The open-source model landscape is exploding, making it hard to choose the right model. To help you cut through the noise, Fireworks AI is sharing real-world benchmarks on recent model releases based on tasks we've seen in production. Our initial findings show Qwen Instruct excels at knowledge-heavy tasks, Qwen3 Coder is a strong contender for simple tool-use, and Claude Sonnet 4 remains the leader for complex, multi-step agentic workflows.
Dozens of new open-source models have been released in the past few weeks alone. While this rapid innovation is exciting, it creates a significant challenge for developers and businesses: which model is actually the best for your specific use case?
All models claim to top the latest benchmarks but how do the models actually perform on real-world tasks, like classifying customer support tickets, powering an e-commerce search, or running a complex agent? At Fireworks, our goal is to help customers deploy the best possible model for their job, without the guesswork.

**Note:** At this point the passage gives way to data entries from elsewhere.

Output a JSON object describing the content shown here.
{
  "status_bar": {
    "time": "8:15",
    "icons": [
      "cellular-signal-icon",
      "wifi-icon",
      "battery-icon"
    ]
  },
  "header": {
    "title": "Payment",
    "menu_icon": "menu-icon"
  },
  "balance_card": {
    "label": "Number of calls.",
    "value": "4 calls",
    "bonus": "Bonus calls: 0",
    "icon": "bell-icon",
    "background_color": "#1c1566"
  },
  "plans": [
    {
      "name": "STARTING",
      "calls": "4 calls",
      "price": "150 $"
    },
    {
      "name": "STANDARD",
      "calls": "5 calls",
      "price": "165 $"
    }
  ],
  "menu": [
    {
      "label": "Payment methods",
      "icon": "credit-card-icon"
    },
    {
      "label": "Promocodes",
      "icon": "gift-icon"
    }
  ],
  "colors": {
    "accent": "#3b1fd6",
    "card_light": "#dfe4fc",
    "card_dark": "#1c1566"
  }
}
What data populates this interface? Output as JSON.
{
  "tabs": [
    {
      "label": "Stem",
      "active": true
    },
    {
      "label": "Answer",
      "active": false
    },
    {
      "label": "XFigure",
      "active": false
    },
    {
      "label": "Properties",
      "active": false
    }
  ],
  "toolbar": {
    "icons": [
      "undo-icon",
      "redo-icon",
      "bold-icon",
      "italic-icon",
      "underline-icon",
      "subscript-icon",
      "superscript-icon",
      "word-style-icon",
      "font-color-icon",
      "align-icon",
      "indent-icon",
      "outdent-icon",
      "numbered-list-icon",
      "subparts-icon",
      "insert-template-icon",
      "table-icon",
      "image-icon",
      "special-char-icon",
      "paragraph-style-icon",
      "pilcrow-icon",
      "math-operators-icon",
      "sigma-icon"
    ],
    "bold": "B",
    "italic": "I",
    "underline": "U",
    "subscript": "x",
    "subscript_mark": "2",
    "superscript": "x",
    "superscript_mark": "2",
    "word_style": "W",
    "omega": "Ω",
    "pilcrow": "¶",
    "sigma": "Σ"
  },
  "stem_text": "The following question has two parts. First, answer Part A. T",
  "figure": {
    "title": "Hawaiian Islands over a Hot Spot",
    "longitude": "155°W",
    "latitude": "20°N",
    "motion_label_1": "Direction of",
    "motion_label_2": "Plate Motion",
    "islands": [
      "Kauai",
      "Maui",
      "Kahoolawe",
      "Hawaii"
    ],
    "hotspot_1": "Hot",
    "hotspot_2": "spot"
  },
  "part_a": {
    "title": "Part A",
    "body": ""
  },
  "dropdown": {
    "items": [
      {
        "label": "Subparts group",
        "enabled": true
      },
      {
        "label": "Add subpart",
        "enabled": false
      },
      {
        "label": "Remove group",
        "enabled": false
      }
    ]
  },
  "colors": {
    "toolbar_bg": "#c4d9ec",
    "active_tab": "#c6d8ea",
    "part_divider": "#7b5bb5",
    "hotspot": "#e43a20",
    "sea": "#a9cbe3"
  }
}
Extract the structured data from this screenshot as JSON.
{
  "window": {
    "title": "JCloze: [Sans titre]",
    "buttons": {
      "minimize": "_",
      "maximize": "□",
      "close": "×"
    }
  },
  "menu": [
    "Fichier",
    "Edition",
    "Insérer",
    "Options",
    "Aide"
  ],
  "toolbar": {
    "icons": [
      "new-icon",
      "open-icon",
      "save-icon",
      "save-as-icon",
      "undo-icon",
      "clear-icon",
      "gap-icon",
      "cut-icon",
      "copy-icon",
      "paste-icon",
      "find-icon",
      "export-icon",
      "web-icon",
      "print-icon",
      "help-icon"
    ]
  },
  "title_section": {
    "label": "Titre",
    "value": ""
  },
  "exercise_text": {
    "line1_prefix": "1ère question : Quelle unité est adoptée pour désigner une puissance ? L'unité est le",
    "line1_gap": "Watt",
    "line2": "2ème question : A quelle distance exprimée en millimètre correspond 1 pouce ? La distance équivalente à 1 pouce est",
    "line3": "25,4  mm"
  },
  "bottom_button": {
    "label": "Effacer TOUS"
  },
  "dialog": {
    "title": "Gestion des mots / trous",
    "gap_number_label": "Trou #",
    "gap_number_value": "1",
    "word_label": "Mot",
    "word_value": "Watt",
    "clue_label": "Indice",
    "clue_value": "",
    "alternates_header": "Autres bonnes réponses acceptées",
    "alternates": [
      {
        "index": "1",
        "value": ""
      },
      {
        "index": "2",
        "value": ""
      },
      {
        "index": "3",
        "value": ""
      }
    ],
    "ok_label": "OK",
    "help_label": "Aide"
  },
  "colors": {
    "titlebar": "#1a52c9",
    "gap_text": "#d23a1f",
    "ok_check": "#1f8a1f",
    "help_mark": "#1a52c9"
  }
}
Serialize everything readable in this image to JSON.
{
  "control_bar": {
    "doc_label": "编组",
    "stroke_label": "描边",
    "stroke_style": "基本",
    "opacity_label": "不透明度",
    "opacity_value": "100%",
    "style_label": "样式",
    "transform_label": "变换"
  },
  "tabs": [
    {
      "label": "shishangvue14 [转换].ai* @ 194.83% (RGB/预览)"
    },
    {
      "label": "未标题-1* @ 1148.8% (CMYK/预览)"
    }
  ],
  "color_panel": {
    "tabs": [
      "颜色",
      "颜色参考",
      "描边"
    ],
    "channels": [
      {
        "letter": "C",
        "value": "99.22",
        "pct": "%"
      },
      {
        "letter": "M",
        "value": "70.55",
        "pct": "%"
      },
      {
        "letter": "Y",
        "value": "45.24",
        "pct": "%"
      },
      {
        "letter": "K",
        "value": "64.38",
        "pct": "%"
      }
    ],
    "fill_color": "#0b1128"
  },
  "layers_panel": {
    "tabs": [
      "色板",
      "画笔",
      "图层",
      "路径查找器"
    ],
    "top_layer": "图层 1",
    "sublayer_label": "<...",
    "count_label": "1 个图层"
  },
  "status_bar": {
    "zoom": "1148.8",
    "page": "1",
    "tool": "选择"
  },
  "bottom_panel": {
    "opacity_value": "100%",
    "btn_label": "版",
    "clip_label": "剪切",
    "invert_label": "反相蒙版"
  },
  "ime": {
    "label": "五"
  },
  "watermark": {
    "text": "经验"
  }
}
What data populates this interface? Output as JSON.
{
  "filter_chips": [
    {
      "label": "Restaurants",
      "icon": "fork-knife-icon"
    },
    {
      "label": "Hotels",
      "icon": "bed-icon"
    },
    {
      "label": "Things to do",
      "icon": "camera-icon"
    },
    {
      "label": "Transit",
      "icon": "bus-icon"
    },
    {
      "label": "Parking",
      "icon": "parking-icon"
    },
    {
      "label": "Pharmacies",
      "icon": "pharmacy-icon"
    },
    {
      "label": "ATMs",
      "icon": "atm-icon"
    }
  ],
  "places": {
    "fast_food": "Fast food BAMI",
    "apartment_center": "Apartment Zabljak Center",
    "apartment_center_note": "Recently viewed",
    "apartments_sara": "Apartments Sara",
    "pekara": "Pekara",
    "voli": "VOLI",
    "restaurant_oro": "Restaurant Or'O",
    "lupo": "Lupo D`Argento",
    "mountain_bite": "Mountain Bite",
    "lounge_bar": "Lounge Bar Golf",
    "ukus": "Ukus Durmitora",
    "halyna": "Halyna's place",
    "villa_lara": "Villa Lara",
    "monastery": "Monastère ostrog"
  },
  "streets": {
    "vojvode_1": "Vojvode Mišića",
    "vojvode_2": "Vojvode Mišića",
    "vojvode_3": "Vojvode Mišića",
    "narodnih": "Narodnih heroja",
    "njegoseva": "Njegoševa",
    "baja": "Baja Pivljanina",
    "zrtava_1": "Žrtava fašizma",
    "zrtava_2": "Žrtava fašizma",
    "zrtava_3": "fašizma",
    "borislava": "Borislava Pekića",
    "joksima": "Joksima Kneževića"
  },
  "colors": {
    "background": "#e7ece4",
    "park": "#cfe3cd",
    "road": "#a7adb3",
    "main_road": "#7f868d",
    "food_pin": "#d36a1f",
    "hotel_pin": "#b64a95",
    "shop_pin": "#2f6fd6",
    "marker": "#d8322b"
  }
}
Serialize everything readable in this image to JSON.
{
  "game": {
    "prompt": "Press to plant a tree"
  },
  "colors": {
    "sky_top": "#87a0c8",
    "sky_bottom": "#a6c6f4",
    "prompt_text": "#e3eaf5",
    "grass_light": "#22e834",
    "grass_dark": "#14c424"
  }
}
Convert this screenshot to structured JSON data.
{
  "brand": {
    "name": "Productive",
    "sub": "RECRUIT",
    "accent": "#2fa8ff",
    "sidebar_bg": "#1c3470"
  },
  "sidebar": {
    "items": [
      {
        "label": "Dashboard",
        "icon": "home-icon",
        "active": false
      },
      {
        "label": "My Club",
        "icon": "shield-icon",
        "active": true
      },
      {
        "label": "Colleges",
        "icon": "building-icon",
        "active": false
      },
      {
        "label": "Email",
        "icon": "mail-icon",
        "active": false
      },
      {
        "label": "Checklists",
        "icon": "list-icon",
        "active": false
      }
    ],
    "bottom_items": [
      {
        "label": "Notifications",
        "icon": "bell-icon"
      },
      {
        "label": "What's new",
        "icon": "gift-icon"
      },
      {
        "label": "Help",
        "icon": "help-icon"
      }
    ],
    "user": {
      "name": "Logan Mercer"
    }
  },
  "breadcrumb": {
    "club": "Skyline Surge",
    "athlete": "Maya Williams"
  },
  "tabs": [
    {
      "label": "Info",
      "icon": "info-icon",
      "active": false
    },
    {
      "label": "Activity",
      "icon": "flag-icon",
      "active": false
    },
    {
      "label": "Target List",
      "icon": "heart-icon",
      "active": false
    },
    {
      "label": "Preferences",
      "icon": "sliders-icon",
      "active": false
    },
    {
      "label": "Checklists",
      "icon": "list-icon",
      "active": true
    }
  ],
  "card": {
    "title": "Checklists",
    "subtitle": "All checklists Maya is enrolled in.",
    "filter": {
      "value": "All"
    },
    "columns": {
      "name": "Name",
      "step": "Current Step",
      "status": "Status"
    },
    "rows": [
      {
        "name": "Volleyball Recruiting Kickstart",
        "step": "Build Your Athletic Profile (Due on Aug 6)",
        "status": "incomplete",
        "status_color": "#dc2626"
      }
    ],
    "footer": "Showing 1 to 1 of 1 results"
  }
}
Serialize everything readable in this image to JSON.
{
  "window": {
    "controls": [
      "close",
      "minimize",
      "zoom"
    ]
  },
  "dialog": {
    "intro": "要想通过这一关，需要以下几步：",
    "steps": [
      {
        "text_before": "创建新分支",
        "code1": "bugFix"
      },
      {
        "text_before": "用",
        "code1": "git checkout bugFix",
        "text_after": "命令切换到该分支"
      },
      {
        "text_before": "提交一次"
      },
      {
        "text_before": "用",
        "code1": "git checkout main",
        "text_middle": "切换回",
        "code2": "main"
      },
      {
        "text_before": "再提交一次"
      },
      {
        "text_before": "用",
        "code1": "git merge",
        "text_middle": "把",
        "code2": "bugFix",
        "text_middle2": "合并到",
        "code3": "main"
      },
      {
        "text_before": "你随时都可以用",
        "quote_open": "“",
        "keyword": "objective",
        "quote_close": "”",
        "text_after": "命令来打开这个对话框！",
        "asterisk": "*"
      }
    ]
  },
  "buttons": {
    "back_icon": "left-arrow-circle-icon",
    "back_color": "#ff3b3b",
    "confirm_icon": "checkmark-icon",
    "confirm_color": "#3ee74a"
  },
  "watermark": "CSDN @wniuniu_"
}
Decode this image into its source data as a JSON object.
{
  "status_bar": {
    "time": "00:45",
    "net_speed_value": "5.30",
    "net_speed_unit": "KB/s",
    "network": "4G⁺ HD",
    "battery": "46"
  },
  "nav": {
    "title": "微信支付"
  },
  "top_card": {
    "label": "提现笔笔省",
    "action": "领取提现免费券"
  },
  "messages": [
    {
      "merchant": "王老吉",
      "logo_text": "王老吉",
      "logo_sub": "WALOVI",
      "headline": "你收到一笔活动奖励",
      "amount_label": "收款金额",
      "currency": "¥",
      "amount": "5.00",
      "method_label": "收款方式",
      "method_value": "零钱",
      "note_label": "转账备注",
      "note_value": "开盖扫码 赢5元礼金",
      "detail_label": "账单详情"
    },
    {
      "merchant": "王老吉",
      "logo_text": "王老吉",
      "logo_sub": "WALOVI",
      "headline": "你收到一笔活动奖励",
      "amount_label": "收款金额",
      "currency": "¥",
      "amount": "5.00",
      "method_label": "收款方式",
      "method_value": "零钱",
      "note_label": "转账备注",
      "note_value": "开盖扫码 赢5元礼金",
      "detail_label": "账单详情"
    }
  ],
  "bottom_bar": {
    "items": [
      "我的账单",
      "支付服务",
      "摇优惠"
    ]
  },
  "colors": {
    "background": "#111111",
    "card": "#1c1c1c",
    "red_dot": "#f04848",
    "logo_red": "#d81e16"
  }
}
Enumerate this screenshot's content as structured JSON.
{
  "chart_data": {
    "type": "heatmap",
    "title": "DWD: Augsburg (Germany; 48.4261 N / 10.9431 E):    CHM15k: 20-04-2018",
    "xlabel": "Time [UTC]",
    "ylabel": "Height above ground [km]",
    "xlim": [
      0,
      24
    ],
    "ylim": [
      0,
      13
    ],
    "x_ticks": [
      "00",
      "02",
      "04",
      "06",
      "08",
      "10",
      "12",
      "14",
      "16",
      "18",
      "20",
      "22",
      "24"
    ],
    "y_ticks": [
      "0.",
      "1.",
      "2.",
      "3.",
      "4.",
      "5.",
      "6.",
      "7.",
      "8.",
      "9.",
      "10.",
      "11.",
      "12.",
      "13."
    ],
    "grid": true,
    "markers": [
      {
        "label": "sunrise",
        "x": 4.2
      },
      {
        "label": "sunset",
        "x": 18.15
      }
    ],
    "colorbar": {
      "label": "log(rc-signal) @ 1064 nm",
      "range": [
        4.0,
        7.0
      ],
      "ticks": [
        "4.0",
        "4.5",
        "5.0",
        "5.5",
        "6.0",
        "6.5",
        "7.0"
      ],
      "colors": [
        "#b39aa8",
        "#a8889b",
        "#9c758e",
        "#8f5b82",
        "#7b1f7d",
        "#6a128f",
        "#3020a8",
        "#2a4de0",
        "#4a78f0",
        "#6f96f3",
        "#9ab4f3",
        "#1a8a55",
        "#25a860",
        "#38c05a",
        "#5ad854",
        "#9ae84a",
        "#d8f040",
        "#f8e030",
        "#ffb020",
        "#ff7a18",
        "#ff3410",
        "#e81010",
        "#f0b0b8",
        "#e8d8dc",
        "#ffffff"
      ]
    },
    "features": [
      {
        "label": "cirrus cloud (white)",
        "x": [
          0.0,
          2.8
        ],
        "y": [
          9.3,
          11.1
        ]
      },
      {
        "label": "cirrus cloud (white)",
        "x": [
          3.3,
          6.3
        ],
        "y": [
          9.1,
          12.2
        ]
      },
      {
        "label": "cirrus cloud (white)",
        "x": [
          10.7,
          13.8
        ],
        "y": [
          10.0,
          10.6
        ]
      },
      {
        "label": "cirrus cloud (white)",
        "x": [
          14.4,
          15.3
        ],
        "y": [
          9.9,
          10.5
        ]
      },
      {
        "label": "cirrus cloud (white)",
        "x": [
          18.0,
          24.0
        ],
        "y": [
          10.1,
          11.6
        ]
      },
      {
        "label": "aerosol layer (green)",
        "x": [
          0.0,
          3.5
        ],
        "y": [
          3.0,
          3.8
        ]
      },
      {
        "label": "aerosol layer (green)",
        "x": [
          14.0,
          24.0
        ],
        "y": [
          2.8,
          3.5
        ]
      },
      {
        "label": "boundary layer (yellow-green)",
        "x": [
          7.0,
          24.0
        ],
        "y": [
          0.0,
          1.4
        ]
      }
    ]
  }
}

To provide clarity, we’re starting to build a Fireworks Real-World Leaderboard.
Instead of focusing on broad academic benchmarks, our leaderboard evaluates models on targeted, vertical-specific tasks that mirror the real use cases we've seen customers ask most frequently about. This helps you see how models perform on tasks you actually care about.
While we'd love for you to use open models for all your tasks, we recognize that the best model is specific to your preferences and task. Sometimes, the best model might be closed source and sometimes it may be open-source. Regardless of your task, we want you to be able to confidently and easily choose the best model.
Here’s our initial take on where open-source models shine and where there's still room to grow.
For tasks that are heavy on world knowledge, classification, or ranking, we see the new Qwen Instruct model outperforming even proprietary models like GPT-4.1 and O4 mini. Its strong performance is directly correlated with its high score on SimpleQA, a benchmark that measures a model's ability to answer fact-based questions.
Recommendation: If your application relies on factual accuracy and knowledge retrieval, Qwen Instruct is an exceptional choice.
Model | Score |
---|---|
qwen3_235b_a22b_instruct | 0.7576530612 |
qwen3_coder_480b_a35b_instruct | 0.7474489796 |
qwen3_235b_a22b_thinking_2507 | 0.7389455782 |
o4_mini | 0.7261904762 |
gpt_4_1 | 0.6794217687 |
kimi_k2_instruct | 0.6760204082 |
In simple tool-calling scenarios, such as those found in e-commerce applications (e.g., "find black shoes in size 10"), Qwen3 Coder is neck-and-neck with GPT-4.1. It provides a powerful and cost-effective alternative right out of the box, demonstrating that OSS models are highly competitive for structured, single-turn tasks.
Recommendation: For straightforward tool-use and function-calling, Qwen3 Coder is a top-tier open-source alternative.
Model | Score |
---|---|
gpt_4_1 | 0.91 |
qwen3_coder_480b_a35b_instruct | 0.862 |
qwen3_235b_a22b_instruct | 0.836 |
qwen3_235b_a22b_thinking_2507 | 0.8176666667 |
kimi_k2_instruct | 0.654 |
Open models don't always win in our benchmarks. When it comes to complex instruction following and multi-tool use—where world knowledge, reasoning, and tool calling are all required simultaneously—we still see Claude Sonnet 4 as the hands-down leader. These sophisticated, agentic workflows require a level of nuanced understanding that proprietary models currently handle best.
Recommendation: For complex agents that require multi-step reasoning and tool orchestration, Claude Sonnet 4 remains the leading choice. Amongst the OSS models
Model | Elo Rating |
---|---|
claude_sonnet_4_20250514 | 1000 |
qwen3_235b_a22b_thinking_2507 | 941 |
gpt-4.1-2025-04-14 | 917 |
kimi_k2_instruct | 825 |
qwen3-coder-480b-a35b-instruct | 790 |
qwen3_235b_a22b_instruct_2507 | 739 |
We find OpenHands 100 turn SWE-bench to be a great representative benchmark for production coding, and Qwen3 Coder comes closest to Sonnet
These insights are just the beginning. Let us know where more data or benchmarking would be helpful for you. The open-source community is moving faster than ever, and we'll be continuously building out benchmarks with new models and tasks.